ADR-001: Pinecone Multi-Namespace Indexing Strategy¶

Status: Accepted
Date: 2026-06-13
Deciders: Grey Newell
Tags: rag-pipeline, infrastructure, reliability, cost

Primary Goal¶

Build production-grade RAG systems that operate reliably with minimal failure or manual intervention.

This decision directly supports the requirements of owning RAG pipelines across multiple Pinecone namespaces while maintaining reliability, performance, and clean abstractions.

Context & Goals¶

We need a Pinecone indexing strategy that enables:

Multiple retrieval strategies (different chunk sizes + embedding models) without quality collisions
Safe, incremental updates with low operational overhead
Future agentic query routing (namespace selection)
Cost-efficient model tiering
Strong isolation when bad data or schema changes occur
Easy observability and regression detection per strategy

Decision¶

Use one Pinecone serverless index with multiple namespaces.

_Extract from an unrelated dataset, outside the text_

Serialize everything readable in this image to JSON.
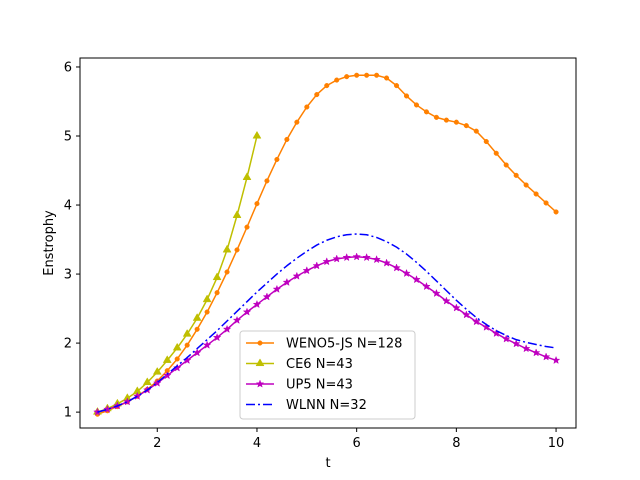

Namespace naming convention: {strategy}-{chunk-size}-{model-tier}
Examples: semantic-512-small, chunk-1024-large, legal-256-small

All vector upserts are idempotent using deterministic IDs derived from content hash + metadata. Destructive namespace-level deletes are avoided during normal operation.

Tradeoffs & Rationale¶

Tradeoff	Option Chosen	Why	Rejected Alternative	Reason Rejected
Index Architecture	Single index + multiple namespaces	Minimizes operational surface area while providing logical isolation. Aligns with "minimal manual intervention."	Multiple indexes	Higher cost, more secrets/monitoring, increases chance of configuration drift
Namespace Taxonomy	`{strategy}-{size}-{model}`	Human-readable + machine-actionable for future routing agents. Enables A/B testing and targeted improvements	Per-source or flat namespaces	Causes namespace explosion and prevents strategy-based routing
Upsert Model	Idempotent (content-hash IDs)	Prevents duplicate data and enables safe re-runs without manual cleanup	Timestamp-based or non-deterministic IDs	High risk of data corruption and manual intervention
Delete Strategy	Metadata invalidation + re-ingest	Safer and more observable than namespace deletes	Namespace-level delete + rebuild	High blast radius and violates reliability goal
Metadata Schema	Consistent core fields + strategy-specific extensions	Enables unified observability and evaluation across namespaces	Completely separate schemas	Breaks cross-namespace analysis and increases maintenance burden

Consequences¶

Positive - Failures are contained to specific namespaces/strategies - Re-ingestion and experimentation can happen safely - Directly enables model routing and cost optimization in later work - Supports structured evaluation and regression detection per namespace

Negative / Accepted Risks - Namespace count must be actively managed - Query routing logic becomes more important in M3 - Slight increase in initial setup complexity

Neutral - We accept a small amount of operational discipline in exchange for long-term reliability and iteration speed.

Alignment with Production Requirements¶

This decision supports: - Owning RAG pipelines across multiple Pinecone namespaces - Building reliable systems with minimal manual intervention - Enabling evaluation-driven iteration and regression detection - Preparing for model routing and cost optimization

Review Note: This ADR demonstrates clear ownership of production RAG architecture, explicit tradeoff reasoning, and direct alignment with reliability and business impact goals.